Karanlıkta pek bir şey göremiyoruz. 1882 ila 1912 yıları içinde inşa edilen kilisenin kriptasında zengin bir ikona sergisi olduğunu biliyoruz ama bu kısma girişi daha da önemlisi biletlerin kimin tarafından satıldığını tespit edemiyoruz. İç kısımda ağırlıklı olarak renkli İtalyan mermerleri kullanılmış.
Dışarı çıkıyoruz. Ortodoks kiliselerinde görmeye alışılmadığımız şekilde girişe göre sol taraftaki kapı oldukça süslü ve zarif. Onun dışında pek de görülecek bir özelliği yok. Yine girişe göre sağ tarafta, ilerilerde görülen büyük ve güzel bina ise Yabancı Sanatlar Müzesi.
Bu sırada hava kapanmış. Gördüğümüz güzel parklara gidip oturalım diyoruz. Uzaklardaki Vitoşa Dağı’nın zirvesi görünmüyor bulutlardan. İlk parkta bir banka oturup bir şeyler atıştırıyoruz. Hava benim için epeyce sıcak. Önce ayakkabılarımı ardından çoraplarımı çıkarıyorum. Bir köpek gelip ayaklarımı kokluyor. Onu gezdiren kadın kendini tutamayıp kahkahaları koyuveriyor. Biz de öyle…
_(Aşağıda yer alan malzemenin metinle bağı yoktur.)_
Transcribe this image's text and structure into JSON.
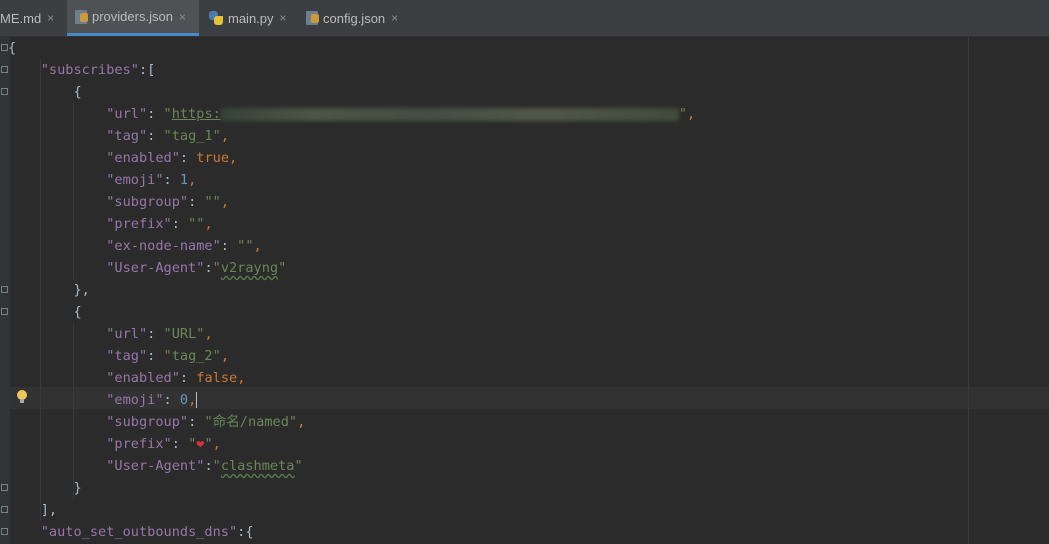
{
  "tabs": [
    {
      "label": "ME.md",
      "icon": "markdown-file-icon",
      "active": false
    },
    {
      "label": "providers.json",
      "icon": "json-file-icon",
      "active": true
    },
    {
      "label": "main.py",
      "icon": "python-file-icon",
      "active": false
    },
    {
      "label": "config.json",
      "icon": "json-file-icon",
      "active": false
    }
  ],
  "close_glyph": "×",
  "code": {
    "l1": "{",
    "l2_key": "\"subscribes\"",
    "l2_rest": ":[",
    "open_brace": "{",
    "close_brace": "}",
    "close_brace_comma": "},",
    "url_key": "\"url\"",
    "url1_val_start": "\"",
    "url1_link": "https:",
    "url1_val_end": "\"",
    "tag_key": "\"tag\"",
    "tag1_val": "\"tag_1\"",
    "enabled_key": "\"enabled\"",
    "enabled1_val": "true",
    "emoji_key": "\"emoji\"",
    "emoji1_val": "1",
    "subgroup_key": "\"subgroup\"",
    "subgroup1_val": "\"\"",
    "prefix_key": "\"prefix\"",
    "prefix1_val": "\"\"",
    "exnode_key": "\"ex-node-name\"",
    "exnode1_val": "\"\"",
    "ua_key": "\"User-Agent\"",
    "ua1_q1": "\"",
    "ua1_val": "v2rayng",
    "ua1_q2": "\"",
    "url2_val": "\"URL\"",
    "tag2_val": "\"tag_2\"",
    "enabled2_val": "false",
    "emoji2_val": "0",
    "subgroup2_val": "\"命名/named\"",
    "prefix2_q1": "\"",
    "prefix2_emoji": "❤",
    "prefix2_q2": "\"",
    "ua2_q1": "\"",
    "ua2_val": "clashmeta",
    "ua2_q2": "\"",
    "arr_close": "],",
    "dns_key": "\"auto_set_outbounds_dns\"",
    "dns_rest": ":{"
  },
  "colors": {
    "background": "#2b2b2b",
    "key": "#9876aa",
    "string": "#6a8759",
    "number": "#6897bb",
    "keyword": "#cc7832",
    "active_tab_underline": "#4a88c7"
  }
}
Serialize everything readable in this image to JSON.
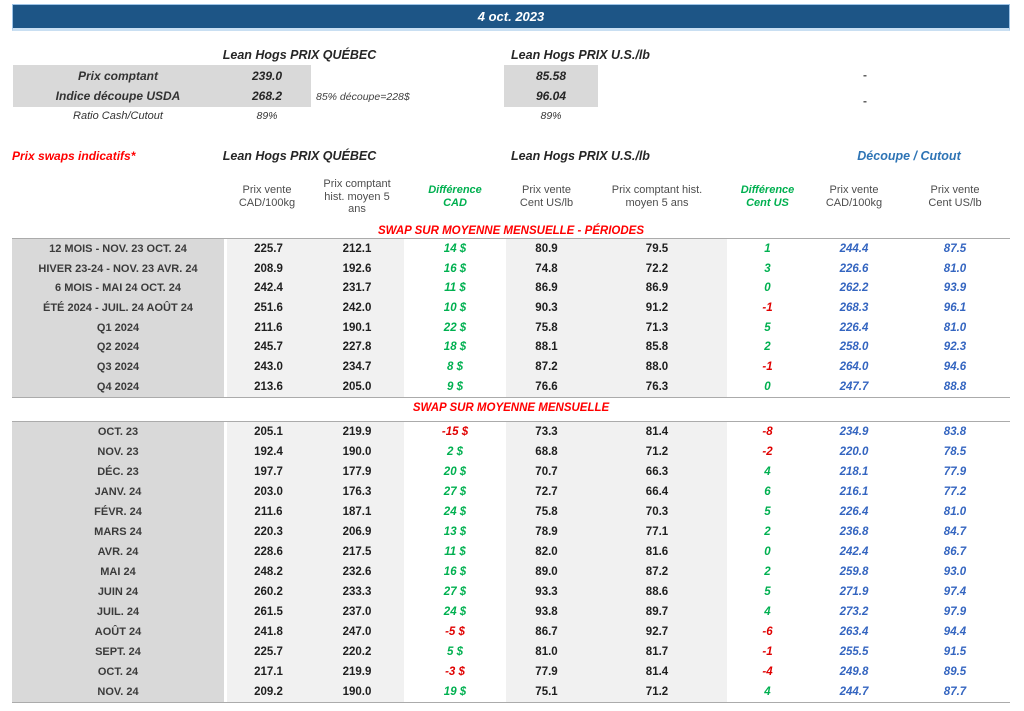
{
  "colors": {
    "banner_bg": "#1D5586",
    "title_red": "#FF0000",
    "diff_green": "#00B050",
    "diff_neg_red": "#E00000",
    "cutout_blue": "#3465C0",
    "label_gray": "#D9D9D9",
    "band_gray": "#F1F1F1"
  },
  "banner": {
    "date": "4 oct. 2023"
  },
  "top": {
    "quebec_header": "Lean Hogs PRIX QUÉBEC",
    "us_header": "Lean Hogs PRIX U.S./lb",
    "prix_comptant": {
      "label": "Prix comptant",
      "qc": "239.0",
      "us": "85.58",
      "dash": "-"
    },
    "indice": {
      "label": "Indice découpe USDA",
      "qc": "268.2",
      "note": "85% découpe=228$",
      "us": "96.04",
      "dash": "-"
    },
    "ratio": {
      "label": "Ratio Cash/Cutout",
      "qc": "89%",
      "us": "89%"
    }
  },
  "swap": {
    "title": "Prix swaps indicatifs*",
    "quebec_header": "Lean Hogs PRIX QUÉBEC",
    "us_header": "Lean Hogs PRIX U.S./lb",
    "cutout_header": "Découpe / Cutout",
    "columns": [
      {
        "text": "Prix vente\nCAD/100kg",
        "accent": ""
      },
      {
        "text": "Prix comptant\nhist. moyen 5\nans",
        "accent": ""
      },
      {
        "text": "Différence\nCAD",
        "accent": "green"
      },
      {
        "text": "Prix vente\nCent US/lb",
        "accent": ""
      },
      {
        "text": "Prix comptant hist.\nmoyen 5 ans",
        "accent": ""
      },
      {
        "text": "Différence\nCent US",
        "accent": "green"
      },
      {
        "text": "Prix vente\nCAD/100kg",
        "accent": ""
      },
      {
        "text": "Prix vente\nCent US/lb",
        "accent": ""
      }
    ],
    "sections": [
      {
        "title": "SWAP SUR MOYENNE MENSUELLE - PÉRIODES",
        "rows": [
          [
            "12 MOIS - NOV. 23 OCT. 24",
            "225.7",
            "212.1",
            "14 $",
            "80.9",
            "79.5",
            "1",
            "244.4",
            "87.5"
          ],
          [
            "HIVER 23-24 -  NOV. 23 AVR. 24",
            "208.9",
            "192.6",
            "16 $",
            "74.8",
            "72.2",
            "3",
            "226.6",
            "81.0"
          ],
          [
            "6 MOIS -  MAI 24 OCT. 24",
            "242.4",
            "231.7",
            "11 $",
            "86.9",
            "86.9",
            "0",
            "262.2",
            "93.9"
          ],
          [
            "ÉTÉ 2024 - JUIL. 24 AOÛT 24",
            "251.6",
            "242.0",
            "10 $",
            "90.3",
            "91.2",
            "-1",
            "268.3",
            "96.1"
          ],
          [
            "Q1 2024",
            "211.6",
            "190.1",
            "22 $",
            "75.8",
            "71.3",
            "5",
            "226.4",
            "81.0"
          ],
          [
            "Q2 2024",
            "245.7",
            "227.8",
            "18 $",
            "88.1",
            "85.8",
            "2",
            "258.0",
            "92.3"
          ],
          [
            "Q3 2024",
            "243.0",
            "234.7",
            "8 $",
            "87.2",
            "88.0",
            "-1",
            "264.0",
            "94.6"
          ],
          [
            "Q4 2024",
            "213.6",
            "205.0",
            "9 $",
            "76.6",
            "76.3",
            "0",
            "247.7",
            "88.8"
          ]
        ]
      },
      {
        "title": "SWAP SUR MOYENNE MENSUELLE",
        "rows": [
          [
            "OCT. 23",
            "205.1",
            "219.9",
            "-15 $",
            "73.3",
            "81.4",
            "-8",
            "234.9",
            "83.8"
          ],
          [
            "NOV. 23",
            "192.4",
            "190.0",
            "2 $",
            "68.8",
            "71.2",
            "-2",
            "220.0",
            "78.5"
          ],
          [
            "DÉC. 23",
            "197.7",
            "177.9",
            "20 $",
            "70.7",
            "66.3",
            "4",
            "218.1",
            "77.9"
          ],
          [
            "JANV. 24",
            "203.0",
            "176.3",
            "27 $",
            "72.7",
            "66.4",
            "6",
            "216.1",
            "77.2"
          ],
          [
            "FÉVR. 24",
            "211.6",
            "187.1",
            "24 $",
            "75.8",
            "70.3",
            "5",
            "226.4",
            "81.0"
          ],
          [
            "MARS 24",
            "220.3",
            "206.9",
            "13 $",
            "78.9",
            "77.1",
            "2",
            "236.8",
            "84.7"
          ],
          [
            "AVR. 24",
            "228.6",
            "217.5",
            "11 $",
            "82.0",
            "81.6",
            "0",
            "242.4",
            "86.7"
          ],
          [
            "MAI 24",
            "248.2",
            "232.6",
            "16 $",
            "89.0",
            "87.2",
            "2",
            "259.8",
            "93.0"
          ],
          [
            "JUIN 24",
            "260.2",
            "233.3",
            "27 $",
            "93.3",
            "88.6",
            "5",
            "271.9",
            "97.4"
          ],
          [
            "JUIL. 24",
            "261.5",
            "237.0",
            "24 $",
            "93.8",
            "89.7",
            "4",
            "273.2",
            "97.9"
          ],
          [
            "AOÛT 24",
            "241.8",
            "247.0",
            "-5 $",
            "86.7",
            "92.7",
            "-6",
            "263.4",
            "94.4"
          ],
          [
            "SEPT. 24",
            "225.7",
            "220.2",
            "5 $",
            "81.0",
            "81.7",
            "-1",
            "255.5",
            "91.5"
          ],
          [
            "OCT. 24",
            "217.1",
            "219.9",
            "-3 $",
            "77.9",
            "81.4",
            "-4",
            "249.8",
            "89.5"
          ],
          [
            "NOV. 24",
            "209.2",
            "190.0",
            "19 $",
            "75.1",
            "71.2",
            "4",
            "244.7",
            "87.7"
          ]
        ]
      }
    ]
  }
}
Sonrasında hava iyice kararıyor ve rüzgar şiddetleniyor. Küçük yağmur damlacıkları atıştırırken önceleri umursamadan oturuyorsak da
sonrasında kaçmak zorunda kalıyoruz. Tekrar güneş çıkınca öteki parka gidiyoruz. Burası daha büyük bir park. Meğerse tabiat ana bize pusu kurmuş. Parkta yağmur geçen sefere oranla daha hızlı bir şekilde bastırıyor. Büyük bir çınarın altındayız ama ağacında direnci kırılıyor. Büyük tiyatroya kaçalım derken yanımızda boş duran kafeteryayı fark edip onun dev şemsiyesinin altına sığınıyoruz. Yağmur şiddetini daha da arttırıyor ama bizim için bir problem yok. İsterse gece yarısına dek yağabilir. Tiyatrodan çıkan yeni evli çifti, onların arkasından gelen sağdıç ve nedimelerini izliyoruz bir müddet. Tam karşımızdaki kafeteryadaki müşteriler ve çalışanların etek boyları dikkatimizi çekiyor ardından. Alman tarzı binalar aklımı alıyor sonrasında. Parkın turizm polisleri ve onlarla konuşan dondurmacı kadın ise bize bakmakta devamlı.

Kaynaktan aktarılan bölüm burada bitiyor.